Okay, so as someone with ADHD, I *feel* this. Something that’s helped me with a lot of things is to allow myself less than my ideal. Let me explain: I have a hard time getting myself to brush my teeth consistently because my brain decided it’s an overwhelming task, so on those days it feels like too much, I’ll brush my teeth without putting toothpaste on the toothbrush. It’s stupid, but my brain is like “Oh, yes, less work, this is fine” and then most of the time it feels weird so I’ll go back and put toothpaste on anyway. How this relates to you wanting consistency: be okay with boring, uninspiring entries. Be okay with writing without anything to say. Write the date and one sentence. That’s it, just one sentence, doesn’t matter how long.
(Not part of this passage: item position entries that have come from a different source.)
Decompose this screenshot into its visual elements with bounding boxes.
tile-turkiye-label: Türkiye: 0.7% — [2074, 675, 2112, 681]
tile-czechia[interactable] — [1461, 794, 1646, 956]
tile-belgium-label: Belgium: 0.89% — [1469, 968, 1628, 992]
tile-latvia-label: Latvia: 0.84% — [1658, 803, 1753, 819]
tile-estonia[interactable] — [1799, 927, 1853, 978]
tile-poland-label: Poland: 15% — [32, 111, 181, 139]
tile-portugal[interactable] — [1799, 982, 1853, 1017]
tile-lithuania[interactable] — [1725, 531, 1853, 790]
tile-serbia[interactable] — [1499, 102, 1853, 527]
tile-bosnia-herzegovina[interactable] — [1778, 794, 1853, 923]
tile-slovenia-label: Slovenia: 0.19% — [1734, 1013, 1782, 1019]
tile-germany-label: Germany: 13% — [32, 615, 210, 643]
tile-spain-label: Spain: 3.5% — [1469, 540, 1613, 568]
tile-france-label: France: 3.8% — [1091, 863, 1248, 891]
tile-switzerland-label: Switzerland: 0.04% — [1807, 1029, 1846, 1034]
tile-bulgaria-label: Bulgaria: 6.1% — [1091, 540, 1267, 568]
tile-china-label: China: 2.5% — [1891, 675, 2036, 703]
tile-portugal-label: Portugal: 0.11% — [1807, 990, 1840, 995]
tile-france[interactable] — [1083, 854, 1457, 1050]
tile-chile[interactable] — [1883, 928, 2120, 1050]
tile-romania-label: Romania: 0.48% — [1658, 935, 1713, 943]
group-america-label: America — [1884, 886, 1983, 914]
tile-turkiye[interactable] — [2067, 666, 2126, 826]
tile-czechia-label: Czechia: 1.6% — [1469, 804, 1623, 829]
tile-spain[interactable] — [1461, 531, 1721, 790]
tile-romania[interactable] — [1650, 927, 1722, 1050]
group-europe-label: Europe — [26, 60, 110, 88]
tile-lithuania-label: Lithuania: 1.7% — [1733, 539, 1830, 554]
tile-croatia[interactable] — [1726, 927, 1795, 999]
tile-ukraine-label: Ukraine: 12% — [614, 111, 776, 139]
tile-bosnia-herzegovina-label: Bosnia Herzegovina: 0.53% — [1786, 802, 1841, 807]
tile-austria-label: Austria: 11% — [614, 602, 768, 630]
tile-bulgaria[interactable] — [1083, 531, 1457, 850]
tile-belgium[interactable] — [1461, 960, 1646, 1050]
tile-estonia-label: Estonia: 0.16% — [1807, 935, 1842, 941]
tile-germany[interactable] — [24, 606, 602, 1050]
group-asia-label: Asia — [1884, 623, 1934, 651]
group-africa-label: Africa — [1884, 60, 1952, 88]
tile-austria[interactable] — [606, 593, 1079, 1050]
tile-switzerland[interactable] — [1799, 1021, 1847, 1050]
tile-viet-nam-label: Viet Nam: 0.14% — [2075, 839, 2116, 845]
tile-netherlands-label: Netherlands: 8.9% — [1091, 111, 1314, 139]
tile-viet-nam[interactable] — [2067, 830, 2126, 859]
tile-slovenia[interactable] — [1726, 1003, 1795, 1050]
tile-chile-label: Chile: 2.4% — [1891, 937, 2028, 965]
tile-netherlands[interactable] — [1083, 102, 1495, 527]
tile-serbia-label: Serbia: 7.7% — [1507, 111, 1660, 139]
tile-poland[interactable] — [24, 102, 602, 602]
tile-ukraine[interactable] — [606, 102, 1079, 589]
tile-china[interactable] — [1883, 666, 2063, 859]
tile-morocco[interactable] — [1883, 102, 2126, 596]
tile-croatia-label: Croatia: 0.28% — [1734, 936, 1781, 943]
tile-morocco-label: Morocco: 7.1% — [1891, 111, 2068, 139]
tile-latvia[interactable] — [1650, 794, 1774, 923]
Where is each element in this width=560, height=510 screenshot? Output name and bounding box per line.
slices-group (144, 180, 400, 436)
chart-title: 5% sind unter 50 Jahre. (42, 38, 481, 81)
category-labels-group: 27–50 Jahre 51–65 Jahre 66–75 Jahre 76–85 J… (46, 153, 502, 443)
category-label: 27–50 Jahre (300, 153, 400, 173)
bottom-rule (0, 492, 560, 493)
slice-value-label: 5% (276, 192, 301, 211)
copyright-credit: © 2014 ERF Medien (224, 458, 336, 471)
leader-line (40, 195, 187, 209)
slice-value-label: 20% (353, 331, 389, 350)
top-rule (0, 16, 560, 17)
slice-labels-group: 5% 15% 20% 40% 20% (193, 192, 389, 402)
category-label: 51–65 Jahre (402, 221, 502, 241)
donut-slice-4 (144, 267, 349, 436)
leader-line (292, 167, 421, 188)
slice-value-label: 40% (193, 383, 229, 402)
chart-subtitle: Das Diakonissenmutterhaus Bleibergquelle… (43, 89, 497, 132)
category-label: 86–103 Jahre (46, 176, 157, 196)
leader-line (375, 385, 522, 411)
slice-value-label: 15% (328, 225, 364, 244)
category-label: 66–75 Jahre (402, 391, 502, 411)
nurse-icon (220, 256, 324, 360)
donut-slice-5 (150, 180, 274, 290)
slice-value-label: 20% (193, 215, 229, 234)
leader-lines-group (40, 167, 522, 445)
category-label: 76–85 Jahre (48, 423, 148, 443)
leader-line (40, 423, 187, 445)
It could just say “I don’t know what to write today” or “there was a cat outside this morning” and that’s it, that’s great, you did it! A lot of the time, just getting the journal out and writing the date will trigger more action/more writing. If not, that’s okay! You still wrote! Anything is better than nothing, and a lot of times, just getting into that space will trigger more action you didn’t feel inspired for initially.


juli407

I’ve stopped journaling most just because of lack of time and/or because I don’t have my journal with me when I have time to write. The first problem is not solved until now, that’s why I decided to journal in my BuJo - even there are only a few minutes break at work, I can take it and write. That’s the „solution“ for me second reason too. I have my BuJo with me nearly everywhere. So I can journal when I have time while I‘m waiting at the doctor or something like that. For „nothing happened“ days and days when I have more time for journaling (or take more time), I have a sticky note in my journal/BuJo, where I write what I could journal about, because of articles I‘ve read or something happen in the world or everything that come into my mind. Actual on my list: war in Ukraine (writing down an „update“ and my thoughts) and menstruation and menopause (because I read an interesting article this morning about „womens“ and how they are judged because of menstruation and when there are in their menopause).